Yeast Transformation

This protocol was submitted by Matt Kaeberlein.

This protocol works well for transforming plasmids and PCR disruption cassettes.

Required Reagants:

• Stock Solutions
• 1M Lithium Acetate (LiAc)
• 10X TE
• 50% PEG
• 30C Incubator
• 37C Incubator
• 5mg/mL salmon sperm DNA (ssDNA)
• Yeast
• and transforming DNA

Solutions (Make fresh each time):

• TE + 100mM LiAc (Dilute stock 1M LiAc and 10X TE in water 1:1:8).
• PLATE (1X TE, 100 mM LiAc 40% PEG)

Protocol:

1. Grow yeast to be transformed overnight in YPD.
2. Dilute back overnight culture 1:100 in fresh YPD and culture at 30C for 4-6 hours.
3. Spin down 15mL of cells.
4. Wash cells 2X in 0.5mL TE + 100 mM LiAc
5. Resuspend cells in 200uL TE + LiAc
6. Add transforming DNA.
7. Add 20uL freshly boiled ssDNA.
8. Add 1mL PLATE solution. Mix by inversion several times.
9. Incubate at 30C for 30 min.
10. Incubate at 37C for 15 min. Mix by inversion every 5 min.
11. Spin down cells and plate on selective media.

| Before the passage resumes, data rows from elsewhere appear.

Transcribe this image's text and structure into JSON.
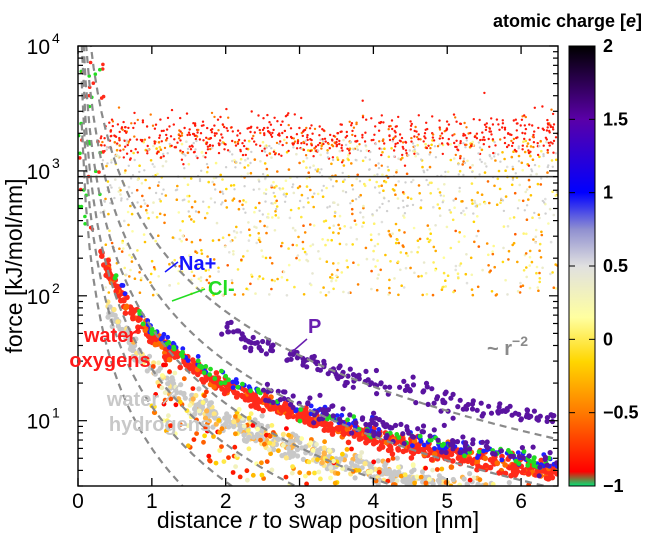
{
  "chart_data": {
    "type": "scatter",
    "xlabel_pre": "distance ",
    "xlabel_var": "r",
    "xlabel_post": " to swap position [nm]",
    "ylabel": "force [kJ/mol/nm]",
    "xlim": [
      0,
      6.5
    ],
    "ylim": [
      3,
      10000
    ],
    "yscale": "log",
    "x_ticks": [
      0,
      1,
      2,
      3,
      4,
      5,
      6
    ],
    "y_ticks": [
      10,
      100,
      1000,
      10000
    ],
    "y_tick_labels": [
      {
        "base": "10",
        "exp": "1"
      },
      {
        "base": "10",
        "exp": "2"
      },
      {
        "base": "10",
        "exp": "3"
      },
      {
        "base": "10",
        "exp": "4"
      }
    ],
    "reference_line_y": 900,
    "colorbar": {
      "title_pre": "atomic charge [",
      "title_var": "e",
      "title_post": "]",
      "range": [
        -1,
        2
      ],
      "tick_labels": [
        "2",
        "1.5",
        "1",
        "0.5",
        "0",
        "−0.5",
        "−1"
      ],
      "tick_values": [
        2,
        1.5,
        1,
        0.5,
        0,
        -0.5,
        -1
      ],
      "colors": [
        "#00e676",
        "#ff0000",
        "#ff7a00",
        "#ffd600",
        "#ffffa0",
        "#e0e0e0",
        "#9090d0",
        "#0000ff",
        "#5a00a8",
        "#000000"
      ]
    },
    "series": [
      {
        "name": "Na+",
        "color": "#1f1fff",
        "x_start": 0.45,
        "amp": 56,
        "exp": 1.35,
        "floor": 6
      },
      {
        "name": "Cl-",
        "color": "#22dd22",
        "x_start": 0.45,
        "amp": 54,
        "exp": 1.35,
        "floor": 6
      },
      {
        "name": "P",
        "color": "#5a14a0",
        "x_start": 1.9,
        "amp": 150,
        "exp": 1.45,
        "floor": 8
      },
      {
        "name": "water oxygens",
        "color": "#ff2a1a",
        "x_start": 0.3,
        "amp": 48,
        "exp": 1.35,
        "floor": 5
      },
      {
        "name": "water hydrogens",
        "color": "#c8c8c8",
        "x_start": 0.4,
        "amp": 26,
        "exp": 1.35,
        "floor": 4
      }
    ],
    "reference_curves_note": "~ r",
    "reference_curves_exp": "−2",
    "reference_curve_amplitudes": [
      6,
      13,
      26,
      55,
      120,
      300
    ]
  },
  "annotations": {
    "na": "Na+",
    "cl": "Cl-",
    "p": "P",
    "water_oxygens_1": "water",
    "water_oxygens_2": "oxygens",
    "water_hydrogens_1": "water",
    "water_hydrogens_2": "hydrogens",
    "r_note": "~ r",
    "r_note_exp": "−2"
  },
  "colors": {
    "na": "#1414ff",
    "cl": "#22dd22",
    "p": "#6a1fb0",
    "water_oxygens": "#ff1a1a",
    "water_hydrogens": "#c8c8c8",
    "r_note": "#8a8a8a"
  }
}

For transforming DNA I use 1 uL of mini-prep DNA for a plasmid and 30-50uL of PCR product for a PCR disruption.

In practice, I usually scale up and spin down 45 mL of cells in a 50 mL tube. I do the 2X washes then split the cells into 3 individual eppendorf tubes for transformation.